Ezekiel got up and came back a few moments later to the table.
“Wow! They’re so big,” Donovan said when he saw Ezekiel coming with the tray bearing the large red and blue mugs, and the tray of cannoli.
Ezekiel took the first sip.
“How is it?”
“This,” Ezekiel pointed to the mug, “makes me glad to be alive.”
“Wow. So you’re saying it’s worth four-fifty.”
Ezekiel gestured to the mug, “You be the judge.”
Donovan lifted the large red mug and sipped, then nodded his head.
“Um… It is good. I would agree… It’s worth your four-fifty.”
Ezekiel laughed. “Your own coffee must be really good.”
“I can make this,” Donovan pointed to the coffee. “I can make all sorts of coffees. I’m like a master.”
“A regular barista.”
“If barista wasn’t the lamest name in the world, then yes,” Donovan said. “One day I will make you coffee, and you will agree with me.”
They sipped coffee and listened to the music with their elbows on the table. Donovan looked around at the dimly lit coffee house. Finally he said, “What is this music?”
“It’s Indian.”
“I thought so. I was getting it confused with North African music. I wonder who it is. Listen to those drums, like rain. And the zither. It just takes its time. It’s in no fucking hurry. Ah…”
Donovan stopped as the zither playing increased. “Now it is.”
“No. Now it’s dancing,” Ezekiel said. “Zithers never sound like they’re racing, not like guitars. They’re just sort of…” Ezekiel hummed a little and moved in his seat: “Dancing.”
The girl came around near their table and Donovan said, “Excuse me, but do you know what this CD is?”
“I can check,” she was going back to the kitchen.
“Not if you’re busy.”
“I make it a point to never be busy,” she said as she disappeared.
A second later she returned with the CD case and read: “Wajahat Khan. Indian Raags.”
“Thank you,” Ezekiel said.
“It reminds me of the end of Gandhi. The last piece of music the movie goes out on,” Ezekiel was saying as the girl left.
“I think Ravi Shankar does that,” Donovan said.
Ezekiel made a vow to not be surprised, but Donovan saw it.
“It’s not you,” Ezekiel said. “It’s… everyone. No one knows anything, no one… cares about anything. And you know all this stuff.”
Donovan said, “Toward the end of the movie there is this one part that’s really sad, but at the same time… beautiful I guess. Ghandhi has walked away for a bit, and it’s Meribehn and Candace Berghen’s character. Meribehn says, ‘He feels like he’s failed because for one moment he offered the world a way out of madness, and the world refused.’”
Ezekiel was quiet.
“That is sad and beautiful. Maybe cause it’s true. The world is mad, isn’t it? In both senses of the word. Driven crazy and driven angry. But the idea that there is a way out of it, that you can escape it if it’s offered you…”
“People always talk about Eighties movies being bad, but I love the English ones,” Donovan said. “Jewel in the Crown, Maurice. It’s like English people got obsessed with how they’d screwed up in the past and started looking for how we could do it in the present.”
Ezekiel was nodding with his mouth half open, thoughtfully.
“You saw Maurice ?”
“God, yes! It’s like Brokeback Mountain wishes it was Maurice. When that guy just climbs through the window, ‘I heard you calling for me!’ Donovan imitated a cockney accent, “and then just gets naked and he and Maurice make love all night…”
Ezekiel said, “Did you ever read the book?”
“No. Not yet.
“There’s this part,” Ezekiel raised a finger.
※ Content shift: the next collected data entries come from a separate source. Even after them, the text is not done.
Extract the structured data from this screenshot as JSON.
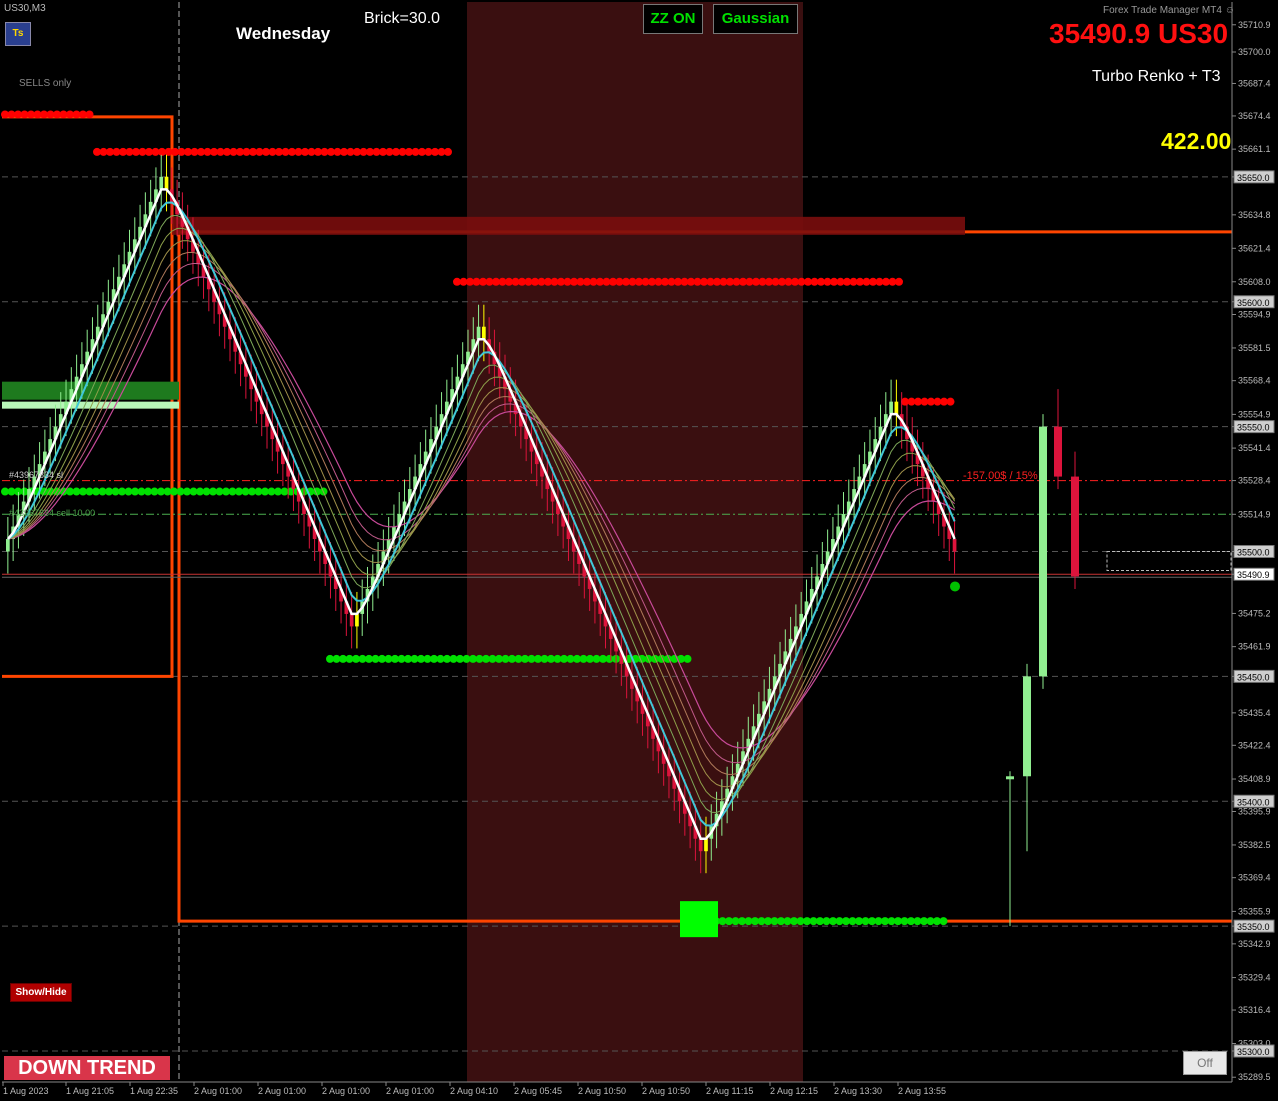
{
  "window": {
    "title": "US30,M3"
  },
  "logo": "Ts",
  "ui": {
    "sells_only": "SELLS only",
    "weekday": "Wednesday",
    "brick": "Brick=30.0",
    "zz_button": "ZZ ON",
    "gaussian_button": "Gaussian",
    "ftm_label": "Forex Trade Manager MT4",
    "price_display": "35490.9 US30",
    "chart_mode": "Turbo Renko + T3",
    "pnl_value": "422.00",
    "order_label_1": "#43967834 sl",
    "order_label_2": "#43967834 sell 10.00",
    "tp_label": "-157.00$ / 15%",
    "show_hide": "Show/Hide",
    "trend_badge": "DOWN TREND",
    "off_button": "Off"
  },
  "colors": {
    "bull": "#90ee90",
    "bear": "#dc143c",
    "reversal": "#ffff00",
    "resistance_dots": "#ff0000",
    "support_dots": "#00e000",
    "box": "#ff4500",
    "session_shade": "#3a0f10",
    "t3_line": "#ffffff",
    "fast_ma": "#40c8d8"
  },
  "chart_data": {
    "type": "candlestick",
    "symbol": "US30",
    "timeframe": "M3",
    "ylim": [
      35282.5,
      35720.5
    ],
    "price_ticks": [
      "35710.9",
      "35700.0",
      "35687.4",
      "35674.4",
      "35661.1",
      "35650.0",
      "35634.8",
      "35621.4",
      "35608.0",
      "35600.0",
      "35594.9",
      "35581.5",
      "35568.4",
      "35554.9",
      "35550.0",
      "35541.4",
      "35528.4",
      "35514.9",
      "35500.0",
      "35490.9",
      "35475.2",
      "35461.9",
      "35450.0",
      "35435.4",
      "35422.4",
      "35408.9",
      "35400.0",
      "35395.9",
      "35382.5",
      "35369.4",
      "35355.9",
      "35350.0",
      "35342.9",
      "35329.4",
      "35316.4",
      "35303.0",
      "35300.0",
      "35289.5"
    ],
    "boxed_levels": [
      "35650.0",
      "35600.0",
      "35550.0",
      "35500.0",
      "35490.9",
      "35450.0",
      "35400.0",
      "35350.0",
      "35300.0"
    ],
    "time_ticks": [
      "1 Aug 2023",
      "1 Aug 21:05",
      "1 Aug 22:35",
      "2 Aug 01:00",
      "2 Aug 01:00",
      "2 Aug 01:00",
      "2 Aug 01:00",
      "2 Aug 04:10",
      "2 Aug 05:45",
      "2 Aug 10:50",
      "2 Aug 10:50",
      "2 Aug 11:15",
      "2 Aug 12:15",
      "2 Aug 13:30",
      "2 Aug 13:55"
    ],
    "renko_path": [
      35500,
      35530,
      35560,
      35590,
      35620,
      35650,
      35620,
      35590,
      35560,
      35530,
      35500,
      35470,
      35500,
      35530,
      35560,
      35590,
      35560,
      35530,
      35500,
      35470,
      35440,
      35410,
      35380,
      35410,
      35440,
      35470,
      35500,
      35530,
      35560,
      35530,
      35500
    ],
    "big_candles": [
      {
        "open": 35410,
        "close": 35410,
        "high": 35412,
        "low": 35350
      },
      {
        "open": 35410,
        "close": 35450,
        "high": 35455,
        "low": 35380
      },
      {
        "open": 35450,
        "close": 35550,
        "high": 35555,
        "low": 35445
      },
      {
        "open": 35550,
        "close": 35530,
        "high": 35565,
        "low": 35525
      },
      {
        "open": 35530,
        "close": 35490,
        "high": 35540,
        "low": 35485
      }
    ],
    "current_price": 35490.9,
    "resistance_levels": [
      35675,
      35660,
      35610,
      35560
    ],
    "support_levels": [
      35525,
      35460,
      35352
    ],
    "order_levels": {
      "sl": 35528.4,
      "entry": 35514.9,
      "take_profit_dashed": 35528.4
    },
    "box_top": 35628,
    "box_bottom": 35352
  }
}
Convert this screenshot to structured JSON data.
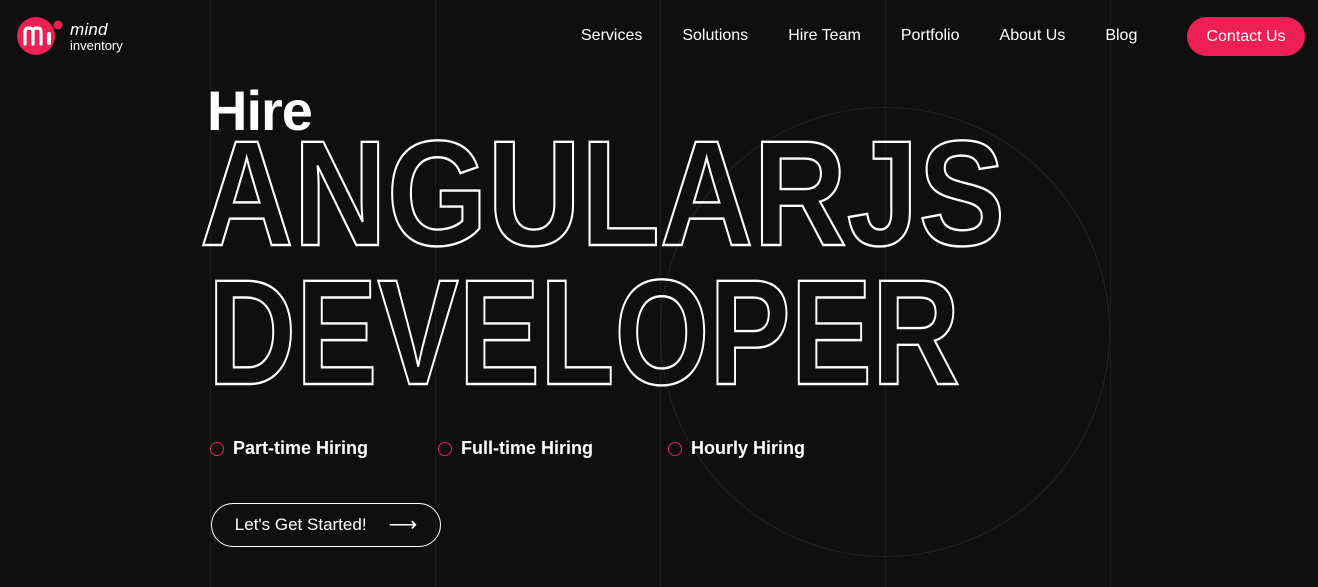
{
  "header": {
    "logo": {
      "line1": "mind",
      "line2": "inventory",
      "mark_letters": "mi",
      "brand_color": "#ee1f55"
    },
    "nav": [
      {
        "label": "Services"
      },
      {
        "label": "Solutions"
      },
      {
        "label": "Hire Team"
      },
      {
        "label": "Portfolio"
      },
      {
        "label": "About Us"
      },
      {
        "label": "Blog"
      }
    ],
    "contact_label": "Contact Us"
  },
  "hero": {
    "hire": "Hire",
    "line1": "ANGULARJS",
    "line2": "DEVELOPER",
    "options": [
      {
        "label": "Part-time Hiring"
      },
      {
        "label": "Full-time Hiring"
      },
      {
        "label": "Hourly Hiring"
      }
    ],
    "cta_label": "Let's Get Started!",
    "cta_icon": "arrow-right-icon"
  },
  "colors": {
    "background": "#0f0f10",
    "accent": "#ee1f55",
    "text": "#ffffff"
  }
}
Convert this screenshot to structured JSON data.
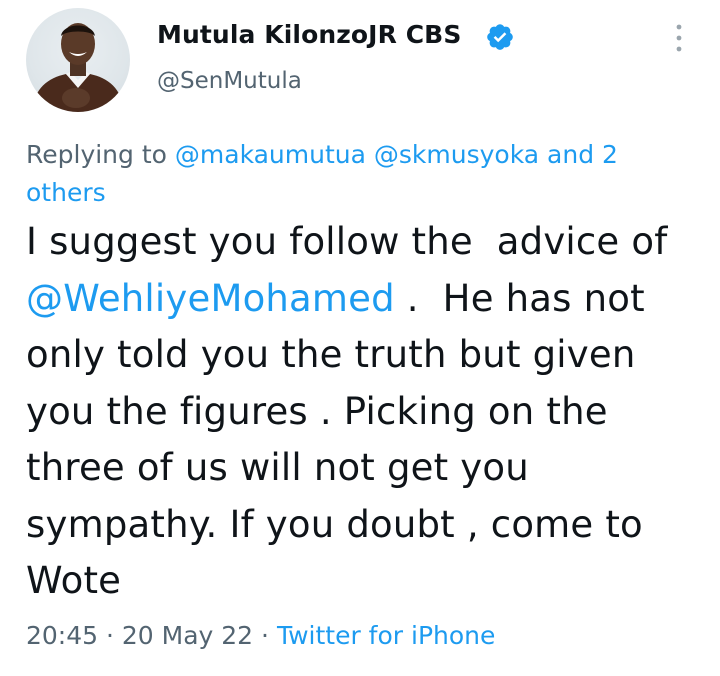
{
  "author": {
    "display_name": "Mutula KilonzoJR CBS",
    "handle": "@SenMutula",
    "verified_icon": "verified-badge-icon",
    "avatar": "avatar"
  },
  "more_icon": "more-vertical-icon",
  "reply": {
    "prefix": "Replying to ",
    "mention1": "@makaumutua",
    "mention2": "@skmusyoka",
    "suffix": " and 2 others"
  },
  "tweet": {
    "part1": "I suggest you follow the  advice of ",
    "mention": "@WehliyeMohamed",
    "part2": " .  He has not only told you the truth but given you the figures . Picking on the three of us will not get you sympathy. If you doubt , come to Wote"
  },
  "meta": {
    "time": "20:45",
    "separator": " · ",
    "date": "20 May 22",
    "source": "Twitter for iPhone"
  },
  "colors": {
    "accent": "#1d9bf0",
    "secondary_text": "#536471",
    "primary_text": "#0f1419"
  }
}
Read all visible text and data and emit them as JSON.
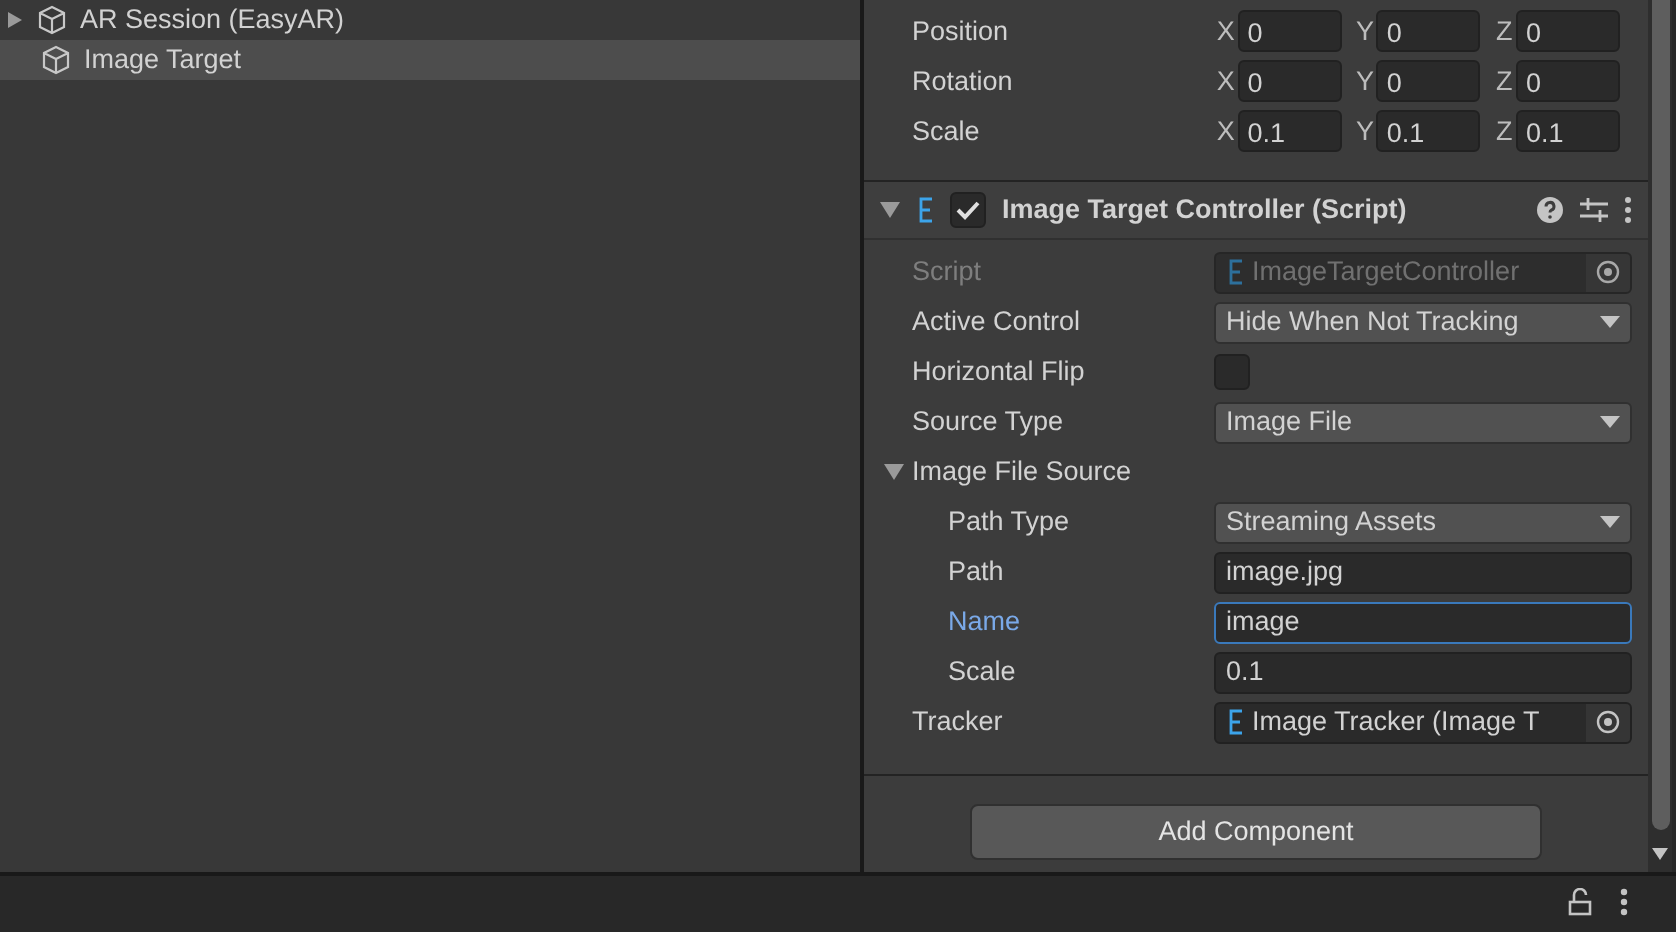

“France or Italy, for instance. There homosexuality is no longer criminal.”
“You mean that a Frenchman could share with a friend and yet not go to prison?”
“Share?” Donovan interrupted.
“Yes. That’s what they call it… Sharing.”
“Um,” Donovan smiled, “do you think that maybe…” he leaned in and whispered, “we could find some place to share?”
Ezekiel was dry mouthed with desire, and then he said, “Well… “I’ll see what I can do.”
“Share…” Donovan said thoughtfully. “Please continue.”
Ezekiel shook sex out of his head, and remembered.
“Ah, yeah… Then he says:

“Do you mean unite? If both are of age and avoid public indecency, certainly.”
“Will the law ever be that in England?”
“I doubt it. England has always been disinclined to accept human nature.”
Maurice understood. He was an Englishman himself, and only his troubles had kept him awake.”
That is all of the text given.